Дженнет приняла такое объяснение. С детства ей часто говорили, что «женщинам не понять то, женщинам не дано запомнить это». Ее мир принадлежал мужчинам. Маменька преклонялась перед умом и происхождением супруга, все надежды возлагала на единственного сына Джона. И вообще — женщины это… это женщины! Надо смириться и принять свое несовершенство, как данность. За все девятнадцать с половиной лет Дженнет лишь один раз встретила женщину, которая думала иначе. Это была мисс Сьюзен Хемптон.
— Но если там живет королева Мэбилон, значит, мы у цели? — она поднялась, торопливо поправляя юбки и отряхиваясь от прилипшей листвы. — Мы дошли? Спасибо тебе, Пока! Ты мне очень помогла! Я…
— Погоди-погоди, — сварливо застрекотала феечка. — Ты что, думаешь, что уже на пороге королевского дворца? Нет, это волшебная страна. Тут вещи не такие, какими кажутся. Аваллон тебе только показался. На самом деле он находится далеко-далеко! Не один день будешь идти!
— Правда? Но… — Дженнет разочарованно вздохнула.
— Но ты устала и хочешь есть, — по-своему поняла ее Пока. — Я обещала проводить тебя в то место, где ты можешь отдохнуть — я это сделаю! Следуй за мной! И смотри — не потеряйся!
Она сорвалась с места так быстро, что в воздухе остался золотистый след, протянувшийся тонкой нитью. Подобрав юбку, Дженнет поспешила следом, изо всех сил стараясь не смотреть по сторонам и не отвлекаться на причудливые коряги, на невероятной формы цветы, на заросли кустарника и поляны. Сердцем и душой она понимала, что больше такого не увидит никогда, но разум твердил иное. Она пришла сюда с определенной целью и должна сначала исполнить задуманное.
Промчавшись сквозь чащу, где ее спутнице пришлось помучиться, чтобы не обломать ветки и спасти от торчащих сучков свое платье, Пока вывела девушку на аллею. Справа и слева царил полумрак — так плотно так теснились деревья, так густо разросся у подножия кустарник. Но впереди дремучий лес пересекала залитая солнцем аллея. Причудливо изгибавшиеся ветви образовывали стрельчатый свод, и лучи солнца, падая сквозь них, образовывали настоящую радугу. Трава тут не росла, но земля была удивительно теплой, что ощущалось даже сквозь башмачки. И вообще Дженнет почувствовала, что в толстом шерстяном платье и капоре ей жарко и душно — все-таки в ее родном мире была осень, а здесь лето. Захотелось избавиться от лишней одежды, но вдруг обитатели этого мира обидятся на то, что она разбрасывает тут свои вещи? Осмелившись расстегнуть только верхние пуговки и распустить ленту на шляпке, чтобы дышало горло, девушка зашагала по аллее. Ее спутница уже мелькала золотистым огоньком где-то впереди. Там слышался ее звонкий голосок — она криками подбадривала девушку, заставляя шагать быстрее.

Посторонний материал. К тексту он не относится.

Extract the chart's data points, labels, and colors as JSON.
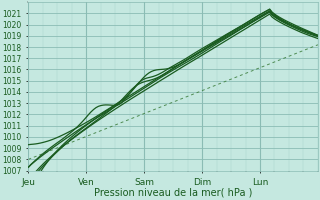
{
  "title": "",
  "xlabel": "Pression niveau de la mer( hPa )",
  "ylim": [
    1007,
    1022
  ],
  "yticks": [
    1007,
    1008,
    1009,
    1010,
    1011,
    1012,
    1013,
    1014,
    1015,
    1016,
    1017,
    1018,
    1019,
    1020,
    1021
  ],
  "xtick_labels": [
    "Jeu",
    "Ven",
    "Sam",
    "Dim",
    "Lun"
  ],
  "xtick_positions": [
    0,
    24,
    48,
    72,
    96
  ],
  "xlim": [
    0,
    120
  ],
  "bg_color": "#c5e8e0",
  "grid_major_color": "#8bbcb4",
  "grid_minor_color": "#a8d4cc",
  "line_color": "#1a5c20",
  "dashed_line_color": "#3a7c3a",
  "n_hours": 121,
  "figsize": [
    3.2,
    2.0
  ],
  "dpi": 100
}
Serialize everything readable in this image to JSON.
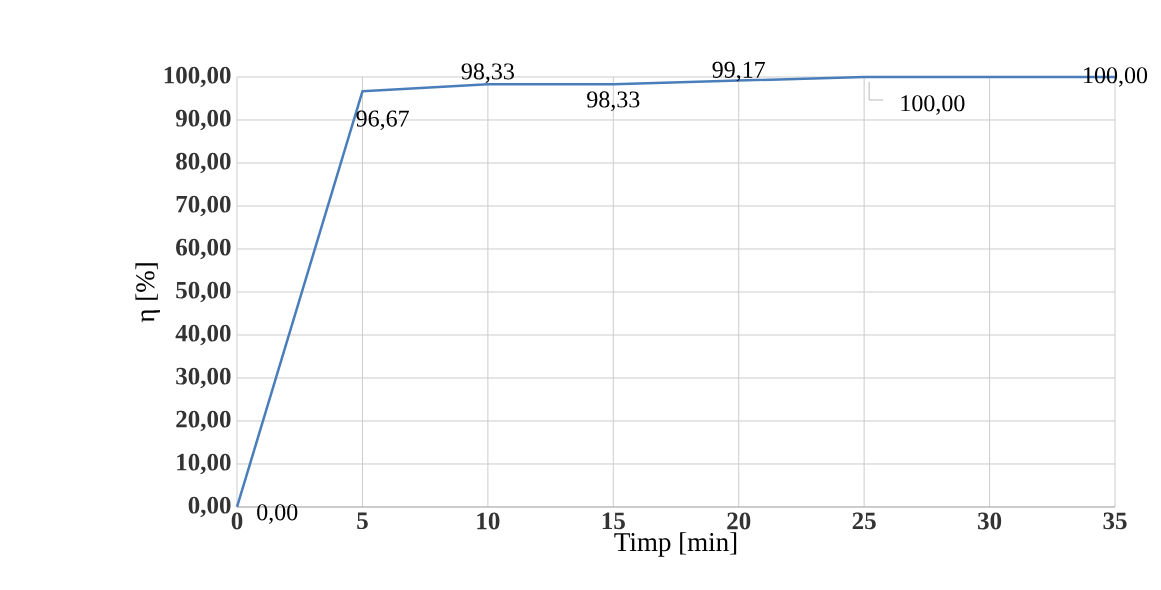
{
  "chart_data": {
    "type": "line",
    "xlabel": "Timp [min]",
    "ylabel": "η [%]",
    "x": [
      0,
      5,
      10,
      15,
      20,
      25,
      35
    ],
    "values": [
      0,
      96.67,
      98.33,
      98.33,
      99.17,
      100,
      100
    ],
    "value_labels": [
      "0,00",
      "96,67",
      "98,33",
      "98,33",
      "99,17",
      "100,00",
      "100,00"
    ],
    "color": "#4a7ebb",
    "marker": "none",
    "grid": true,
    "xlim": [
      0,
      35
    ],
    "xticks": [
      0,
      5,
      10,
      15,
      20,
      25,
      30,
      35
    ],
    "ylim": [
      0,
      100
    ],
    "yticks": [
      {
        "value": 0,
        "label": "0,00"
      },
      {
        "value": 10,
        "label": "10,00"
      },
      {
        "value": 20,
        "label": "20,00"
      },
      {
        "value": 30,
        "label": "30,00"
      },
      {
        "value": 40,
        "label": "40,00"
      },
      {
        "value": 50,
        "label": "50,00"
      },
      {
        "value": 60,
        "label": "60,00"
      },
      {
        "value": 70,
        "label": "70,00"
      },
      {
        "value": 80,
        "label": "80,00"
      },
      {
        "value": 90,
        "label": "90,00"
      },
      {
        "value": 100,
        "label": "100,00"
      }
    ]
  }
}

Этот путь показался Дженнет длиной в несколько миль. Уставшие ноги в тесной обуви гудели и болели, но впереди виднелся просвет. И на этот свет девушка шла, твердо решив добраться до конца аллеи и уже там отдохнуть, невзирая ни на что.
Последний десяток шагов. Последнее усилие — и она поняла, что дошла.
Поляна была такой просторной, словно лес тут нарочно подстраивался под нее. В середине в небо глядел глаз озера, идеально круглого и чистого. Его чистоту только подчеркивали белые лилии и золотые кубышки, растущие вдоль берега. Кусты были словно рассажены нарочно в строгом порядке, как и редкие деревца — все с багряной, алой или красно-кирпичной корой, невысокие и причудливо изогнутые, с большими резными листьями. Между ними высоко, до колена, поднималась трава — буйный ковер разнотравья в полном цвету.
На противоположном берегу озера возвышались три дерева, переплетясь кронами. Они сильно напоминали дубы, но на таком расстоянии Дженнет не ручалась, что смогла верно их определить. У подножия стоял каменный круг — дюжина камней высотой в полтора человеческих роста. Они так сильно напоминали Ведьмины Камни ее родного Фейритона, что девушка сразу поняла, что это особое место. И не слишком удивилась, когда Пока, возникнув возле ее левого плеча, шепотом прострекотала:
— Иди туда. Только тихо. Поняла?
Дженнет кивнула.
Ступать приходилось осторожно, проверяя, куда поставить ногу — ей почему-то не хотелось топтать растения, которые цвели вокруг так буйно и радостно. Потом в траве заметила камешек. За ним второй, третий… Они выстроились в тропинку, по которой девушка и зашагала, благо, та вела в нужном направлении, огибая озеро и приближаясь к каменному кругу.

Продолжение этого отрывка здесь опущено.